I’ll be honest: I don’t know enough – and I don’t think anyone knows enough – about all these sports to declare an overall winner. But for a combination of dominance, longevity and versatility within his sport, the greatest has to be Michael Phelps. I would, however, like to bring two athletes into the debate who I’m not seeing mentioned anywhere.
The Cuban Teofilo Stevenson – actually, his last name was Lawrence, but he never went by that – was the greatest Olympic boxer I ever saw and thoroughly dominated the heavyweights in the 1972, 1976 and 1980 games. There aren’t any gold events for a boxer except winning the last fight, so there’s no way Stevenson could possibly match someone like Phelp in medal count. But if you’re talking about the best over an 8-year period of time – and I maintain that’s harder for boxers than for athletes in any other sport – Teofilo must be near the top.

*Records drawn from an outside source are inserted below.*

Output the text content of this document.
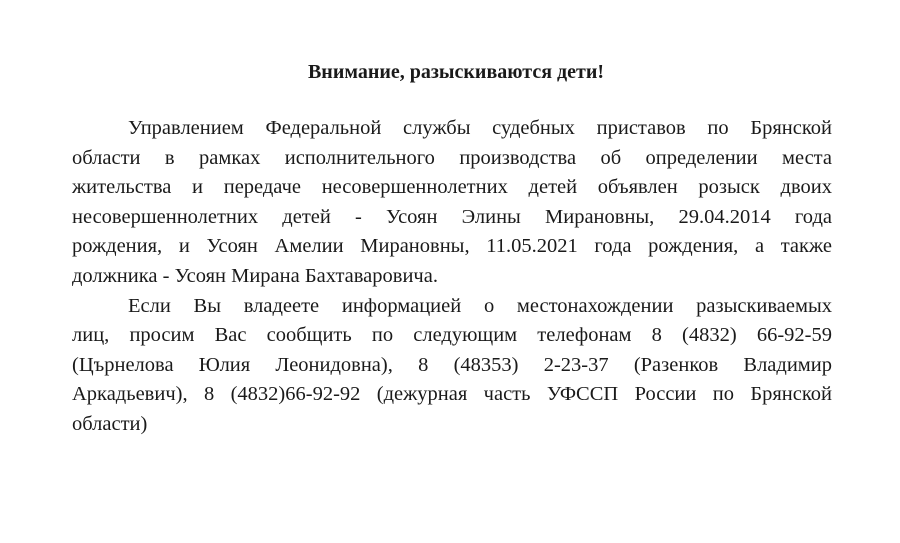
Внимание, разыскиваются дети!
Управлением Федеральной службы судебных приставов по Брянской
области в рамках исполнительного производства об определении места
жительства и передаче несовершеннолетних детей объявлен розыск двоих
несовершеннолетних детей - Усоян Элины Мирановны, 29.04.2014 года
рождения, и Усоян Амелии Мирановны, 11.05.2021 года рождения, а также
должника - Усоян Мирана Бахтаваровича.
Если Вы владеете информацией о местонахождении разыскиваемых
лиц, просим Вас сообщить по следующим телефонам 8 (4832) 66-92-59
(Църнелова Юлия Леонидовна), 8 (48353) 2-23-37 (Разенков Владимир
Аркадьевич), 8 (4832)66-92-92 (дежурная часть УФССП России по Брянской
области)
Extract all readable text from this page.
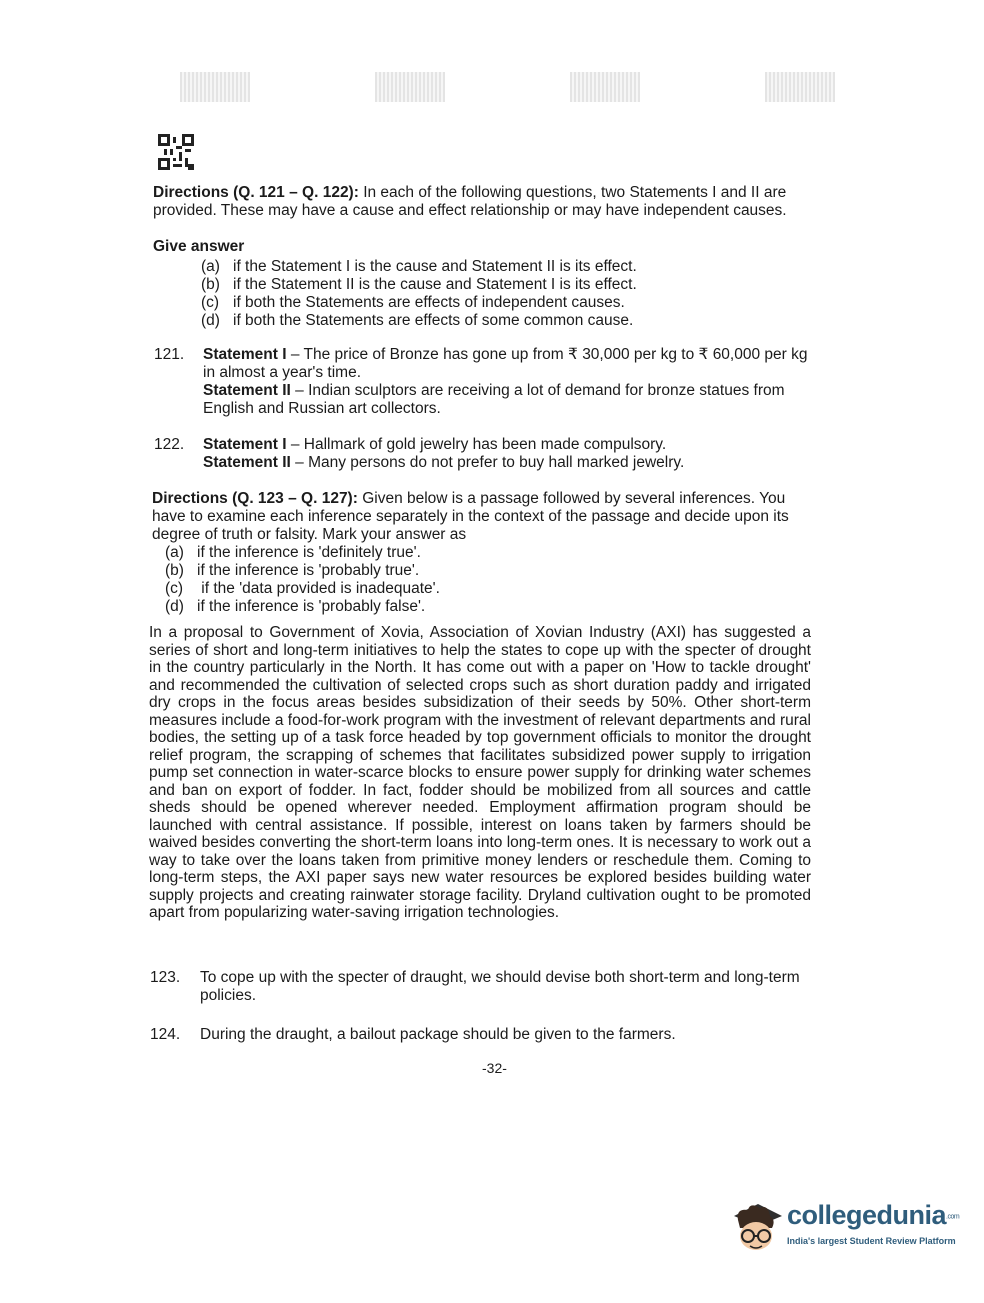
Directions (Q. 121 – Q. 122): In each of the following questions, two Statements I and II are provided. These may have a cause and effect relationship or may have independent causes.
Give answer
(a) if the Statement I is the cause and Statement II is its effect.
(b) if the Statement II is the cause and Statement I is its effect.
(c) if both the Statements are effects of independent causes.
(d) if both the Statements are effects of some common cause.
121. Statement I – The price of Bronze has gone up from ₹ 30,000 per kg to ₹ 60,000 per kg in almost a year's time.
Statement II – Indian sculptors are receiving a lot of demand for bronze statues from English and Russian art collectors.
122. Statement I – Hallmark of gold jewelry has been made compulsory.
Statement II – Many persons do not prefer to buy hall marked jewelry.
Directions (Q. 123 – Q. 127): Given below is a passage followed by several inferences. You have to examine each inference separately in the context of the passage and decide upon its degree of truth or falsity. Mark your answer as
(a) if the inference is 'definitely true'.
(b) if the inference is 'probably true'.
(c) if the 'data provided is inadequate'.
(d) if the inference is 'probably false'.
In a proposal to Government of Xovia, Association of Xovian Industry (AXI) has suggested a series of short and long-term initiatives to help the states to cope up with the specter of drought in the country particularly in the North. It has come out with a paper on 'How to tackle drought' and recommended the cultivation of selected crops such as short duration paddy and irrigated dry crops in the focus areas besides subsidization of their seeds by 50%. Other short-term measures include a food-for-work program with the investment of relevant departments and rural bodies, the setting up of a task force headed by top government officials to monitor the drought relief program, the scrapping of schemes that facilitates subsidized power supply to irrigation pump set connection in water-scarce blocks to ensure power supply for drinking water schemes and ban on export of fodder. In fact, fodder should be mobilized from all sources and cattle sheds should be opened wherever needed. Employment affirmation program should be launched with central assistance. If possible, interest on loans taken by farmers should be waived besides converting the short-term loans into long-term ones. It is necessary to work out a way to take over the loans taken from primitive money lenders or reschedule them. Coming to long-term steps, the AXI paper says new water resources be explored besides building water supply projects and creating rainwater storage facility. Dryland cultivation ought to be promoted apart from popularizing water-saving irrigation technologies.
123. To cope up with the specter of draught, we should devise both short-term and long-term policies.
124. During the draught, a bailout package should be given to the farmers.
-32-
collegedunia.com
India's largest Student Review Platform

Perhaps I should also mention that Stevenson, who died at age 60 of a heart attack this past June 11, was never allowed by the Castro government to box professionally. Every knowledgeable boxing fan I know, including the late boxing historian Bert Sugar, thought that Stevenson could have been the heavyweight champion of the world.
One more name that for some reason seldom is remembered: Jim Thorpe. Everyone knows the name Jim Thorpe, but I think few understand what he
actually accomplished in the 1912 Olympics. He won the pentathlon, which is 5 events, and the 10-event decathlon (I never have understood why you just get one medal for enduring all those events. They ought to toss a swimming competition in there and declare it the Olympics Supreme All-Around Test).
Anyway, the hypocrites who ran the International Olympic Committee at the time retracted Thorpes’s amateur status after it was publicized that he had taken a few bucks for playing semi-pro baseball (Thorpe never hid this fact). His medal status was restored posthumously in 1983, 30 years too late for Thorpe to know he had been vindicated. He played professional baseball and football, but never got a chance to compete in the Olympics again.
I don’t know who the greatest Olympian of all time is. If you say Michael Phelps or Carl Lewis, I wouldn’t put up much of an argument. But no Olympic athletes ever performed with the grace under pressure that Jesse Owens showed in front of Hitler in Berlin in 1936, and any roster of all time Olympic greats that doesn’t include Stevenson or Thorpe is bogus to me.